カラカサ、トウヨ等の思い出
                         
 昭和15年頃まで、学校から遠い集落の生徒は黒いゴムマントに朝鮮靴(爪先の円い短靴)を履いて通学していました。学校に近い集落の生徒はゴザ、あるいはガサガサという音を立てるヨウヨ(桐油合羽)などをかぶり、ほとんどの生徒が裸足で通学していました。
 運動場の入口に足洗い場があり、そこで大勢が一緒に足の泥を落として校舎に入るのでした。雨の日などは玄関の靴箱はほとんど空っぽでしたが、笠掛けの下はマントやカラカサや笠のしずくで下に水が溜まるほどでした。

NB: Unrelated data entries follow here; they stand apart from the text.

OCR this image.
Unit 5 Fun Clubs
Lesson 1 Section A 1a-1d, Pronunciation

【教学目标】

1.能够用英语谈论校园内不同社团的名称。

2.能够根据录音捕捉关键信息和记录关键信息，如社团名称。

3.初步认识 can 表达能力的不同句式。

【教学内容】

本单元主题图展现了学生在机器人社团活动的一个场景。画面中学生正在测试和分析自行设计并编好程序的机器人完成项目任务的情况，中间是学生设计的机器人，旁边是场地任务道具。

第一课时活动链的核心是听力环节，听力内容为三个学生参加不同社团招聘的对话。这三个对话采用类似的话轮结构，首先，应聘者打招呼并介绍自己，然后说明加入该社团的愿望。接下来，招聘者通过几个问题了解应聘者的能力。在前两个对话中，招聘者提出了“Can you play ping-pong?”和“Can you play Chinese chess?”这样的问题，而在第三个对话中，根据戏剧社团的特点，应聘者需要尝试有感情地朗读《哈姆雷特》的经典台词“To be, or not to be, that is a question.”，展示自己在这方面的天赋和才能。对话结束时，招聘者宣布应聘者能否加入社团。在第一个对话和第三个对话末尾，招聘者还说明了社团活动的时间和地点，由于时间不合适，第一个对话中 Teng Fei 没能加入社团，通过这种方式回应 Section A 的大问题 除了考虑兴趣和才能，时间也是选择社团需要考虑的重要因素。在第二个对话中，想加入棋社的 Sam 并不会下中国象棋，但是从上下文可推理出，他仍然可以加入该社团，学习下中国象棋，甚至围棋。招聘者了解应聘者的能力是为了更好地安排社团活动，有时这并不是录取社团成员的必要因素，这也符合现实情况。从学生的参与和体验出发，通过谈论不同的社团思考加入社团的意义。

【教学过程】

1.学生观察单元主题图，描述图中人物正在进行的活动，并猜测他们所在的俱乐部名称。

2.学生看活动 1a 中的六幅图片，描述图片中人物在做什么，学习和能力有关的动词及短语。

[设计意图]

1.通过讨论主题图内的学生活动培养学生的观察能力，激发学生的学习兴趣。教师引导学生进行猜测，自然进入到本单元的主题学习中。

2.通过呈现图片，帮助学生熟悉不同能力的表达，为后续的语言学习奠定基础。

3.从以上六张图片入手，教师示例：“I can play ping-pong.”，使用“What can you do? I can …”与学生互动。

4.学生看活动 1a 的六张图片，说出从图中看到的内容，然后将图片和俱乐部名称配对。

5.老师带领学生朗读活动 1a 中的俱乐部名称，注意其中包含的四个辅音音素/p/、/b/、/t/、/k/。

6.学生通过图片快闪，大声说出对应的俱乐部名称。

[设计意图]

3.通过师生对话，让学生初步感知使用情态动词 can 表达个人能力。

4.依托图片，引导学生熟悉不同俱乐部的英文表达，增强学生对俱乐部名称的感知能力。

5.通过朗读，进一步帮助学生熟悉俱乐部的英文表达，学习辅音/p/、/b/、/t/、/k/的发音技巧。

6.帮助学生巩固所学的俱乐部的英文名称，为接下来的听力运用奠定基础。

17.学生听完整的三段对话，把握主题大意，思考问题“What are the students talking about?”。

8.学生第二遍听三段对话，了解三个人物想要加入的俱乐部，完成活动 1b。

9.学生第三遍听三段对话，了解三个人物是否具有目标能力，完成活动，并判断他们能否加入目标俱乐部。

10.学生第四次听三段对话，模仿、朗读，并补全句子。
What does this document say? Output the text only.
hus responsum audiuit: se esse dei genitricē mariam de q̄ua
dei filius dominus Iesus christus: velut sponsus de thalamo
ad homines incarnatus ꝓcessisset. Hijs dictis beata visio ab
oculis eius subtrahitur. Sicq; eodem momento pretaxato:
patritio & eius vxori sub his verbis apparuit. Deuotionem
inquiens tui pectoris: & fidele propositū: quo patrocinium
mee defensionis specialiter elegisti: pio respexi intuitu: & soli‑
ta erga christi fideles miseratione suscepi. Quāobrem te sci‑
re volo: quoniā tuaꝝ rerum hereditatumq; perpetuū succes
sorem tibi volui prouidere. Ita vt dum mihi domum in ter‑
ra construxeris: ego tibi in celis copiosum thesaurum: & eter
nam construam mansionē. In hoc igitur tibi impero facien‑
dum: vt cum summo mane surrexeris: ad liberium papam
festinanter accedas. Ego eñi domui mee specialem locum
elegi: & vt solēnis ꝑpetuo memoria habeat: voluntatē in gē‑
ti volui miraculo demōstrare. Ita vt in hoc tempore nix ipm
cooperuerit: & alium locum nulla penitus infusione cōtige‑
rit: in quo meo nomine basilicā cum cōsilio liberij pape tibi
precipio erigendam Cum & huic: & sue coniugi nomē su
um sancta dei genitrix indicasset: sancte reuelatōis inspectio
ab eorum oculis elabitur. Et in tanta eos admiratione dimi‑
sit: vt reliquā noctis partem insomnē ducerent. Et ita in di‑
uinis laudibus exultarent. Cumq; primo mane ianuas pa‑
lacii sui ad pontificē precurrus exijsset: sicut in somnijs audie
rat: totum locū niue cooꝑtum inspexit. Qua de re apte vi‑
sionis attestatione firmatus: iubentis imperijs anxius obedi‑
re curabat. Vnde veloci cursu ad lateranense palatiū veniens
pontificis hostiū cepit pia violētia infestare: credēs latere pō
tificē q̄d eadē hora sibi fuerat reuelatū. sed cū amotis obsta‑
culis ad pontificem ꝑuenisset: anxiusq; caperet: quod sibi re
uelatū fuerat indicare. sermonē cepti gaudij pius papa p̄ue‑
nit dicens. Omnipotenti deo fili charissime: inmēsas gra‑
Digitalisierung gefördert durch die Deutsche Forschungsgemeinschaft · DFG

 当時は、コウモリ傘などは先生がかぶっていくだけで生徒は誰ひとり持っているものはありませんでした。
 カラカサは油を塗った丈夫な和紙と竹でできたものでしたのが、棒で突いたりすると穴が空いたり、風にも弱く雨風の日は風にあおられて傷まないように気をつけました。
 また、トウヨ合羽は、和紙に渋柿の渋を塗って乾かし、その上にアブラギリの種子からとった油を塗ったもので作ったマントでした。ですからトウヨも棒など突けば穴が空いてしまうので喧嘩をして穴を開けられる生徒もいました。ゴム製のマントは丈夫だったのですが高価であったため持っている生徒はほんのわずかでした。
 冬季になると、学校に近い生徒はミノボウシやワラボウシをかぶって通学しましたが遠い生徒は古いマントや二重回し(和服用の男の外套)をほぐして作り直した自家製のマントなどを着て通う生徒が多くいました。新品を買ってもらうことはほとんどない時代でした。